On the radio and on the podcast, Steve and Ricky (especially) can be malicious towards Karl, but it always seemed trivial compared to their genuine interest in educating him. From that attitude, I see a show about a man who occasionally loses his guard and lets something unexpected slip inside him, and Karl’s sudden depression after the hassle of crossing from Israel into Palestine seemed almost like a ray of a hope — if this guy can realize how desperate and dire the border situation is, then surely the leaders who created the sadness will pick up on it sooner or later. There’s another weird moment of poignancy and connection later in the episode, where Karl goes against his nature and pretty much adopts the lifestyle of modern-day cave-dwellers in Petra, meeting them on the level of daily life, bored with the World Heritage treasury but amazed that they have mail delivery to rock-niches with no address.

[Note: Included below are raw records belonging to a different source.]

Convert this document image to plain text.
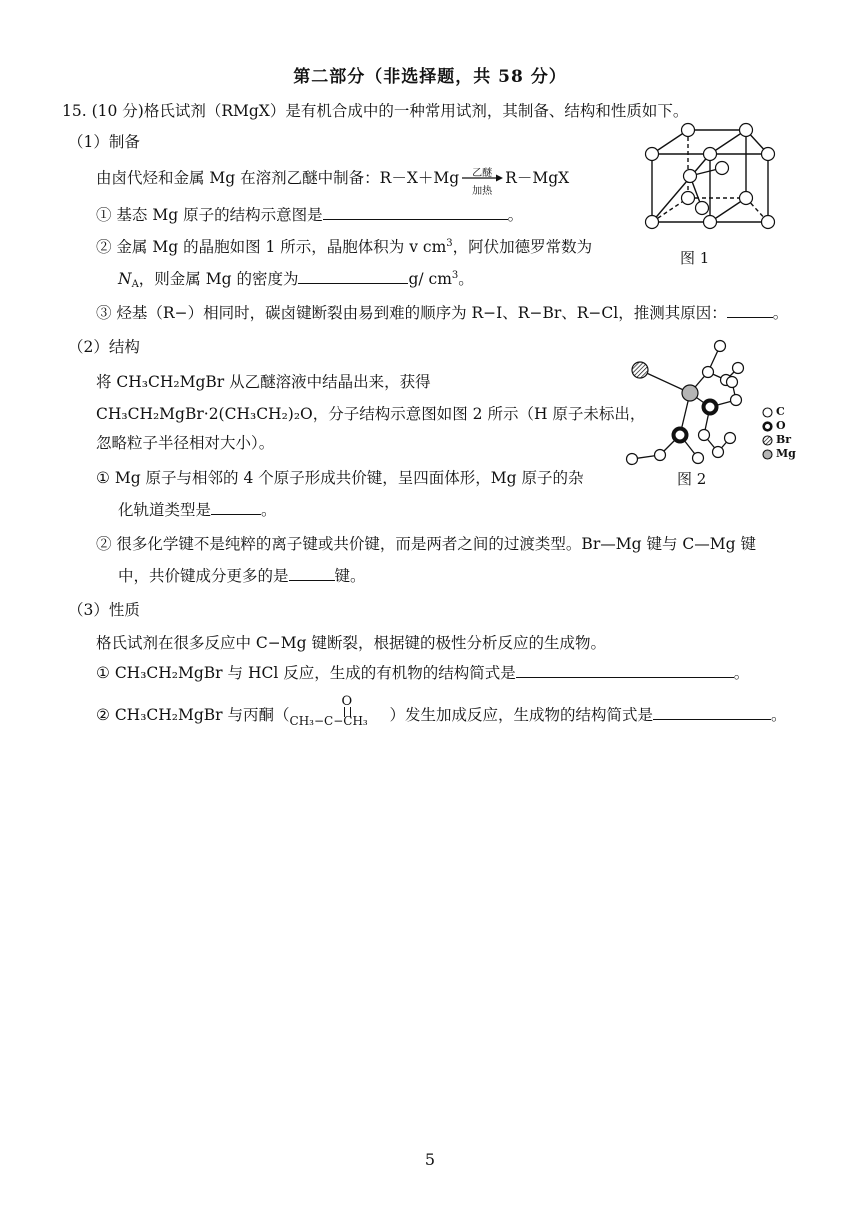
第二部分（非选择题，共 58 分）
15. (10 分)格氏试剂（RMgX）是有机合成中的一种常用试剂，其制备、结构和性质如下。
（1）制备
由卤代烃和金属 Mg 在溶剂乙醚中制备：R－X＋Mg	乙醚
加热
R－MgX
① 基态 Mg 原子的结构示意图是	。
② 金属 Mg 的晶胞如图 1 所示，晶胞体积为 v $cm^3$，阿伏加德罗常数为
$N_A$，则金属 Mg 的密度为	g/ $cm^3$。
③ 烃基（R−）相同时，碳卤键断裂由易到难的顺序为 R−I、R−Br、R−Cl，推测其原因：	。
图 1
（2）结构
将 CH₃CH₂MgBr 从乙醚溶液中结晶出来，获得
CH₃CH₂MgBr·2(CH₃CH₂)₂O，分子结构示意图如图 2 所示（H 原子未标出，
忽略粒子半径相对大小）。
① Mg 原子与相邻的 4 个原子形成共价键，呈四面体形，Mg 原子的杂
化轨道类型是	。
② 很多化学键不是纯粹的离子键或共价键，而是两者之间的过渡类型。Br—Mg 键与 C—Mg 键
中，共价键成分更多的是	键。
图 2
C
O
Br
Mg
（3）性质
格氏试剂在很多反应中 C−Mg 键断裂，根据键的极性分析反应的生成物。
① CH₃CH₂MgBr 与 HCl 反应，生成的有机物的结构简式是	。
② CH₃CH₂MgBr 与丙酮（
O
CH₃−C−CH₃ ）发生加成反应，生成物的结构简式是	。
5
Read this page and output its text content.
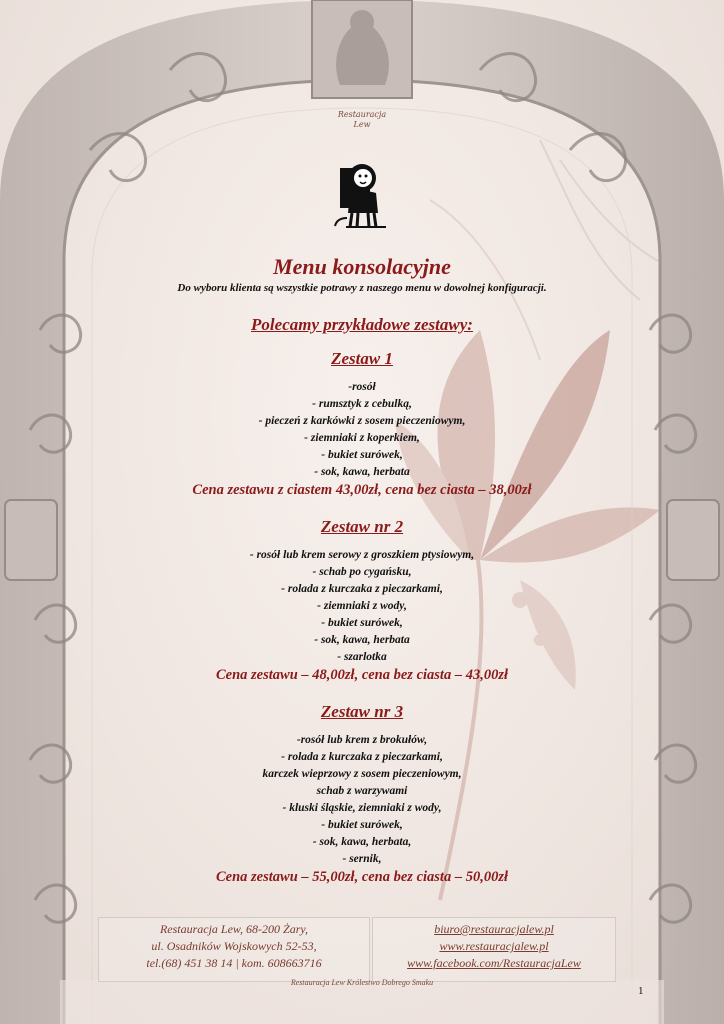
Restauracja
Lew
Menu konsolacyjne
Do wyboru klienta są wszystkie potrawy z naszego menu w dowolnej konfiguracji.
Polecamy przykładowe zestawy:
Zestaw 1
-rosół
- rumsztyk z cebulką,
- pieczeń z karkówki z sosem pieczeniowym,
- ziemniaki z koperkiem,
- bukiet surówek,
- sok, kawa, herbata
Cena zestawu z ciastem 43,00zł, cena bez ciasta – 38,00zł
Zestaw nr 2
- rosół lub krem serowy z groszkiem ptysiowym,
- schab po cygańsku,
- rolada z kurczaka z pieczarkami,
- ziemniaki z wody,
- bukiet surówek,
- sok, kawa, herbata
- szarlotka
Cena zestawu – 48,00zł, cena bez ciasta – 43,00zł
Zestaw nr 3
-rosół lub krem z brokułów,
- rolada z kurczaka z pieczarkami,
karczek wieprzowy z sosem pieczeniowym,
schab z warzywami
- kluski śląskie, ziemniaki z wody,
- bukiet surówek,
- sok, kawa, herbata,
- sernik,
Cena zestawu – 55,00zł, cena bez ciasta – 50,00zł
Restauracja Lew, 68-200 Żary,
ul. Osadników Wojskowych 52-53,
tel.(68) 451 38 14 | kom. 608663716
biuro@restauracjalew.pl
www.restauracjalew.pl
www.facebook.com/RestauracjaLew
Restauracja Lew Królestwo Dobrego Smaku
1
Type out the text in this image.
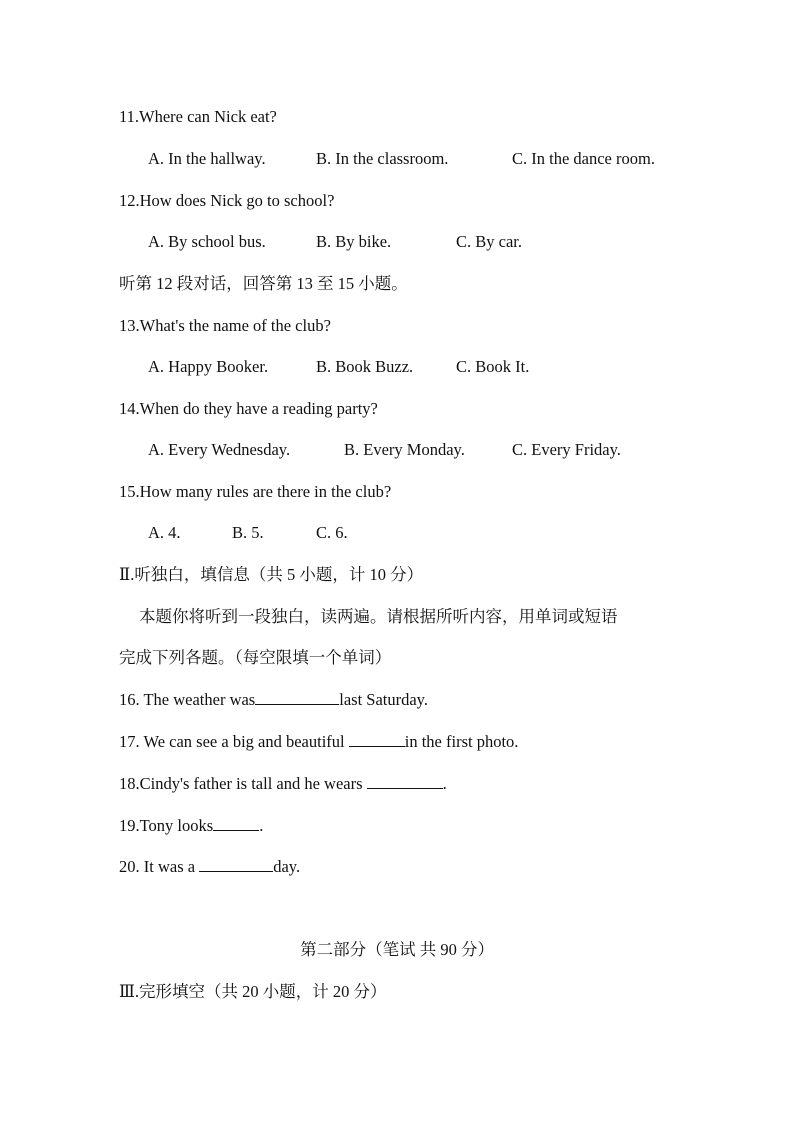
11.Where can Nick eat?
A. In the hallway.	B. In the classroom.	C. In the dance room.
12.How does Nick go to school?
A. By school bus.	B. By bike.	C. By car.
听第 12 段对话，回答第 13 至 15 小题。
13.What's the name of the club?
A. Happy Booker.	B. Book Buzz.	C. Book It.
14.When do they have a reading party?
A. Every Wednesday.	B. Every Monday.	C. Every Friday.
15.How many rules are there in the club?
A. 4.	B. 5.	C. 6.
Ⅱ.听独白，填信息（共 5 小题，计 10 分）
本题你将听到一段独白，读两遍。请根据所听内容，用单词或短语
完成下列各题。（每空限填一个单词）
16. The weather was	last Saturday.
17. We can see a big and beautiful	in the first photo.
18.Cindy's father is tall and he wears	.
19.Tony looks	.
20. It was a	day.
第二部分（笔试 共 90 分）
Ⅲ.完形填空（共 20 小题，计 20 分）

The India episode is even better, where Karl’s not on the ground for a day before he’s experiencing his first look at extreme poverty and squat toilets ever, and not exactly linking the two. The next day, he’s in the middle of the Holi celebrations and, slowly but surely, getting into it and ending up a motley mess. The local gurus work their charm on him — a guru’s disciple tells Karl about how spirituality changes you (and Karl processes the idea via that time he nearly died from choking on an ice pop) — but he certainly goes through a long overdue curiosity growth spurt, spontaneously deciding to try yoga, willingly being dunked in the Ganges — thrice!, even joking around with a spiritual leader to millions. (Millions?) When Karl meets the Elephant Guru, a yogi whose facial deformities make him resemble The Elephant Man, Karl’s favorite movie character (because with him, “you know exactly what you’re going to get.”), his typical stupid questions and solipsistic prejudices are completely gone and the Elephant Guru is no longer the product of Karl’s long-standing assumptions.

It’s temporary, naturally, and Karl’s slagging off the Taj Mahal by the end of the episode, but it felt like the briefest of triumphs for a man who never gets any.